Monday, October 2, 2017

Casting Off Toward the North


Our first stop after leaving Port Louis Marina in St. George’s harbor was in Tyrell Bay, Carriacou, which part of Grenada. The anchoring guide suggests that the bay is vast and peaceful. That is was, but it was also filled with boats! March and April are the prime chartering months of the sailing season so there were many "week long warriors" in the anchorages and on the VHF!

It is a nice anchorage though, and we found a nice little beach with a great sandy bottom for swimming. Actually, it was the first time in a very long time that we had been where it was safe to swim. No sharks, jellyfish or crocodiles! It was so refreshing! And I found some interesting sand glass, too.

The Slipway Restaurant was recommended as were reservations for dinner. Since we were clearing out of Grenada, we stopped there for a nice lunch. The guys tried a local beer and thought we should bring a bottle – empty, of course – back to our boys in California as they brew beer. Somehow the bottle disappeared from the table before we could abscond with it! Maybe next year, kids.
The sail from Grenada to Carriacou caught me off guard and mal de mare struck again; although, I did manage to prevent to worst by lying in my berth the whole trip. I guess I am just used to downwind sailing now. While sailing to windward, the waves were playing with my brain. I was very happy to be at anchor when we finally reached Tyrell Bay, Carriacou and had a couple of days at anchor. This is the clearing out point on the north end of Grenada before moving onto Union Island below St. Vincent and the Grenadines. We will have to clear in at Union and out again in Bequia before going to St.
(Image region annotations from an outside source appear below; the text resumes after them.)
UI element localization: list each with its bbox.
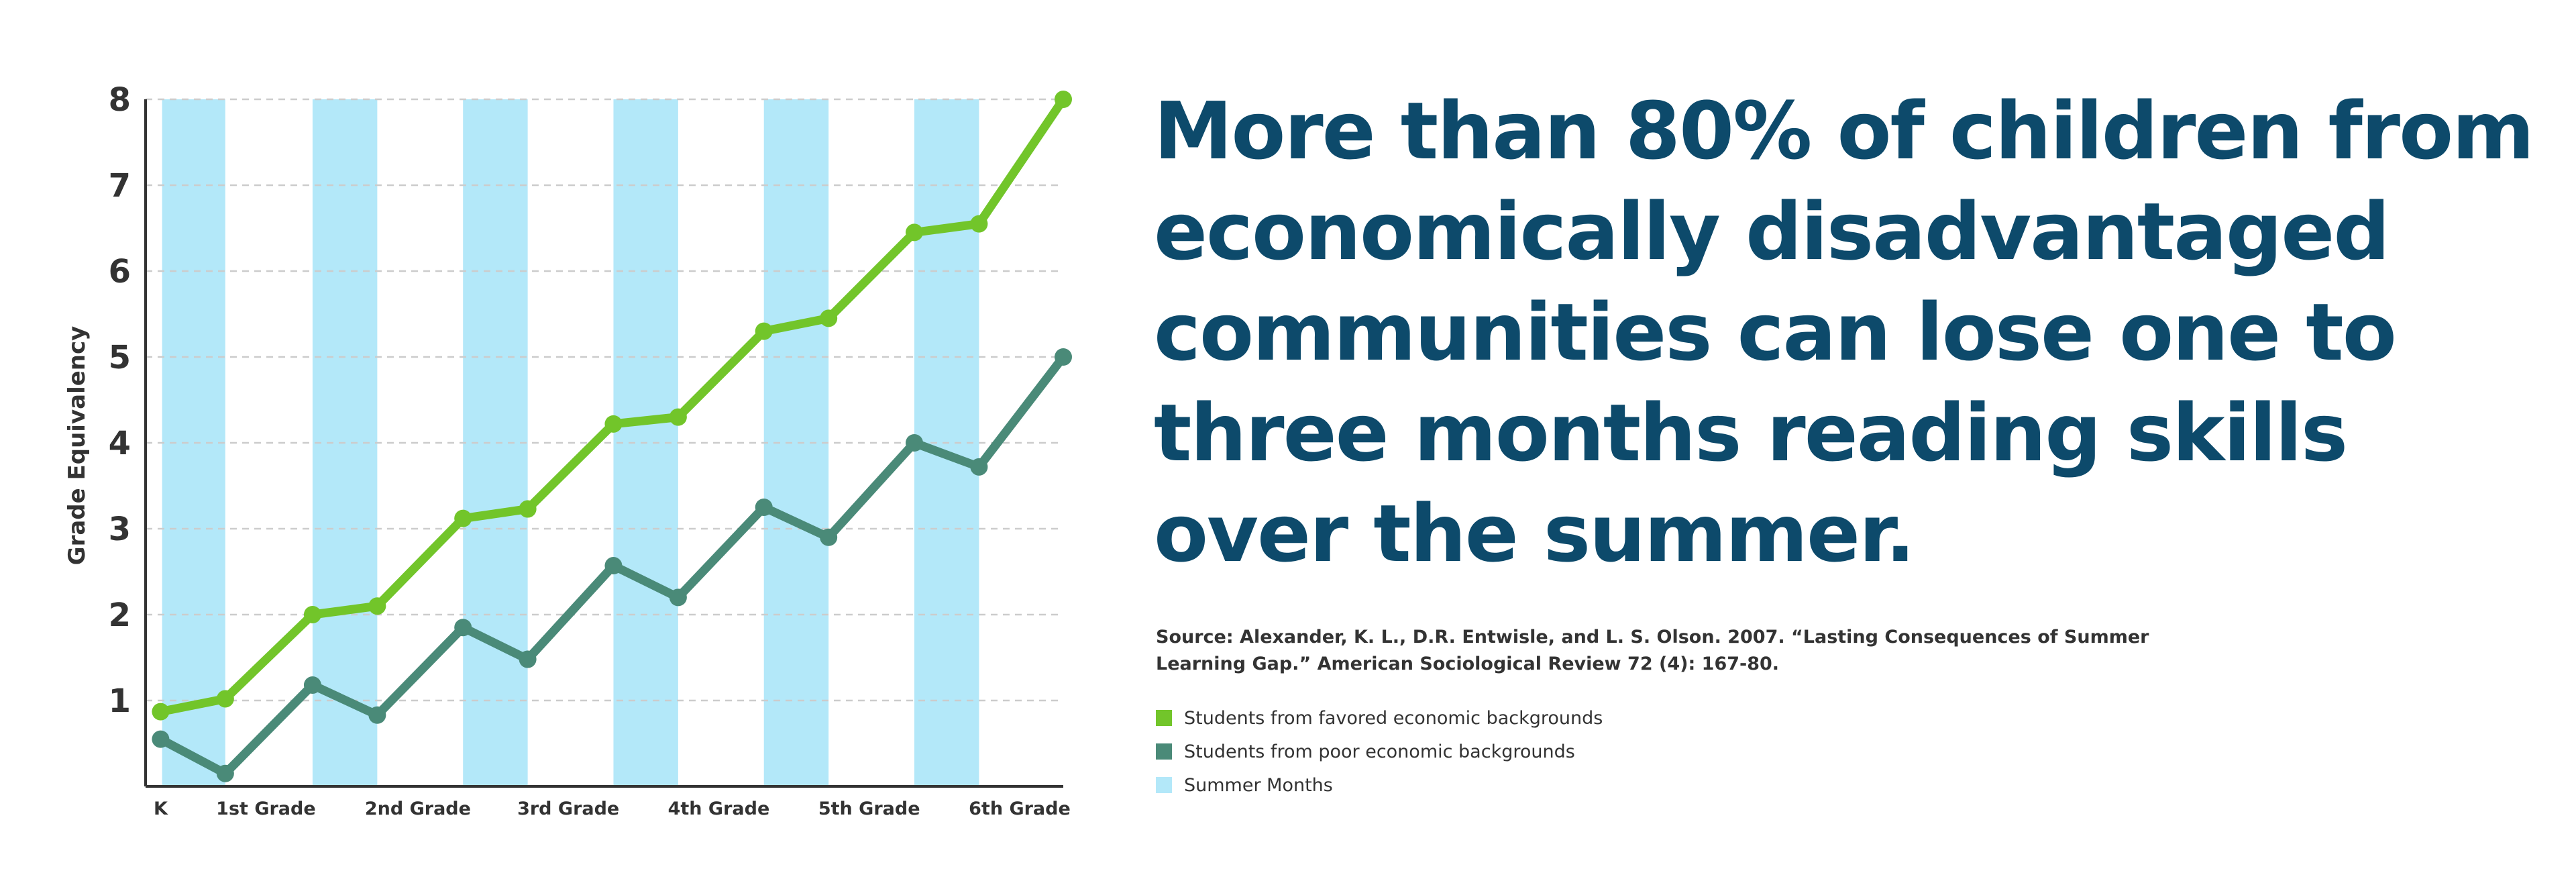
point xyxy=(454,619,472,637)
point xyxy=(820,309,838,327)
point xyxy=(970,458,988,476)
point xyxy=(216,690,234,708)
headline: More than 80% of children from economical… xyxy=(1154,81,2534,584)
legend: Students from favored economic backgroun… xyxy=(1156,701,1603,802)
point xyxy=(820,528,838,546)
legend-item: Students from favored economic backgroun… xyxy=(1156,701,1603,735)
point xyxy=(905,434,923,452)
point xyxy=(216,764,234,782)
point xyxy=(1055,348,1072,366)
x-tick-label: 6th Grade xyxy=(969,798,1071,819)
y-tick-label: 3 xyxy=(109,511,131,548)
point xyxy=(519,500,537,518)
headline-line: communities can lose one to xyxy=(1154,286,2397,378)
legend-item: Summer Months xyxy=(1156,768,1603,802)
point xyxy=(303,676,321,694)
point xyxy=(368,597,386,615)
headline-line: over the summer. xyxy=(1154,487,1915,580)
point xyxy=(454,509,472,527)
source-line: Source: Alexander, K. L., D.R. Entwisle,… xyxy=(1156,627,2149,647)
y-tick-label: 8 xyxy=(109,81,131,119)
point xyxy=(970,215,988,233)
headline-line: economically disadvantaged xyxy=(1154,185,2390,278)
y-tick-label: 2 xyxy=(109,597,131,634)
point xyxy=(152,703,170,721)
point xyxy=(303,606,321,623)
y-tick-label: 1 xyxy=(109,682,131,720)
legend-swatch xyxy=(1156,743,1172,760)
x-tick-label: K xyxy=(154,798,168,819)
point xyxy=(1055,91,1072,108)
source: Source: Alexander, K. L., D.R. Entwisle,… xyxy=(1156,624,2149,678)
x-tick-label: 4th Grade xyxy=(668,798,770,819)
y-tick-label: 6 xyxy=(109,253,131,291)
x-tick-label: 3rd Grade xyxy=(517,798,619,819)
point xyxy=(755,499,773,516)
point xyxy=(669,588,687,607)
point xyxy=(519,650,537,668)
point xyxy=(604,557,623,575)
x-tick-label: 5th Grade xyxy=(818,798,920,819)
point xyxy=(905,223,923,242)
legend-label: Students from favored economic backgroun… xyxy=(1184,707,1603,729)
point xyxy=(755,322,773,340)
point xyxy=(368,706,386,724)
legend-swatch xyxy=(1156,710,1172,726)
y-tick-label: 7 xyxy=(109,167,131,205)
legend-label: Students from poor economic backgrounds xyxy=(1184,741,1575,762)
legend-item: Students from poor economic backgrounds xyxy=(1156,735,1603,768)
y-axis-label: Grade Equivalency xyxy=(64,326,91,566)
point xyxy=(604,415,623,433)
source-line: Learning Gap.” American Sociological Rev… xyxy=(1156,654,1780,674)
x-tick-label: 2nd Grade xyxy=(365,798,471,819)
y-tick-label: 4 xyxy=(109,425,131,462)
y-tick-label: 5 xyxy=(109,339,131,376)
headline-line: three months reading skills xyxy=(1154,386,2348,479)
headline-line: More than 80% of children from xyxy=(1154,85,2534,177)
legend-swatch xyxy=(1156,777,1172,793)
point xyxy=(152,730,170,748)
legend-label: Summer Months xyxy=(1184,774,1333,796)
point xyxy=(669,408,687,426)
x-tick-label: 1st Grade xyxy=(216,798,316,819)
Lucia for the final rally party.
Simon, the lobster man – and anything else he can sell you – came by and asked if we would like some lobsters, fish or oysters. Of course, we went for the lobster and a dozen oysters. When he returned with his “catch of the day,” we were overwhelmed with the size of the lobsters! Three of them totaled 13 pounds! They were huge – and delicious. The guys made a mess cleaning them on the teak deck. Dennis cooked them on the grill and we had enough left over to make a lobster and papaya salad from lunch the next day.

Only the locals are allowed to catch the lobsters and the ones they bring to the boats are huge! Of course, they sell them by the pound and think all cruisers are rich. They were very tender even though they were so big. Lobster is relatively inexpensive here compared to flying in Maine lobsters at home. These are the ones without big claws so there is less meat there. They also provide a source of income on these islands where there is little work and small incomes.

Personally, I can't stand the sight of people eating raw oysters so I just turned my back while the others enjoyed those slippery, slimy things! Apparently, they grow in the mangroves, but only locals can harvest them. (I later read in the cruising guide that it is illegal to harvest oysters in the mangroves and it states that cruisers should not buy from the locals! Opps!)

This was our first time in the Windward Islands that run south from Martinique, to St. Lucia, through St. Vincent and the Grenadines, which include the Tobago Cays, and onto Union, Carriacou and finally to Grenada. They are the last link before Trinidad and South America.

I had the wrong idea about the name. I thought these islands would have stronger winds than the Leeward Islands, but that is not the case. The name is related to the location of the islands as they create an arc toward the southwest as you travel down the island chain. The British named them Windward because you have to beat into the wind to sail north. The trade winds provide good sailing with slower passages on the leeward side of the islands and some real romps between islands.

Our plan was to make several stops on our way north. Since Merc and Bob had spent some time in the area over the last ten years, we took our lead from them when setting our course. The next stop was at Sandy Island just around the corner between L’Esterte Bay and Hillsborough Bay. It was a small islet with a nice beach and a snorkeling area. It is a protected area so we had to take a mooring buoy.


The current was quite strong, so we drifted from one end of the sandy spit to the other. The coral was in bad shape and there wasn’t much to see. We later learned that we should have gone further up the island to find better snorkeling so we will have to try it again. In a way, we are very spoiled by the lovely snorkeling we have had throughout the world so this was disappointing.





Two nights there was enough. At least we had several WARC boats there so we had Sundowners on the beach. The biggest challenge was that Dennis lost one of his hearing aids in the sand after snorkeling and didn’t realize it until we got back to the boat. He and Bob went back to hunt for it, but the wind was shifting the sands and the tide had changed since we were there.

When we went for Sundowners on the beach with several other WARC boats, the S/Y Into The Blue gang helped search again, but it was a lost cause. So it will be a challenge with communications until we get home and get another set of hearing aids. So enjoy the company and the sunset as tomorrow is another day!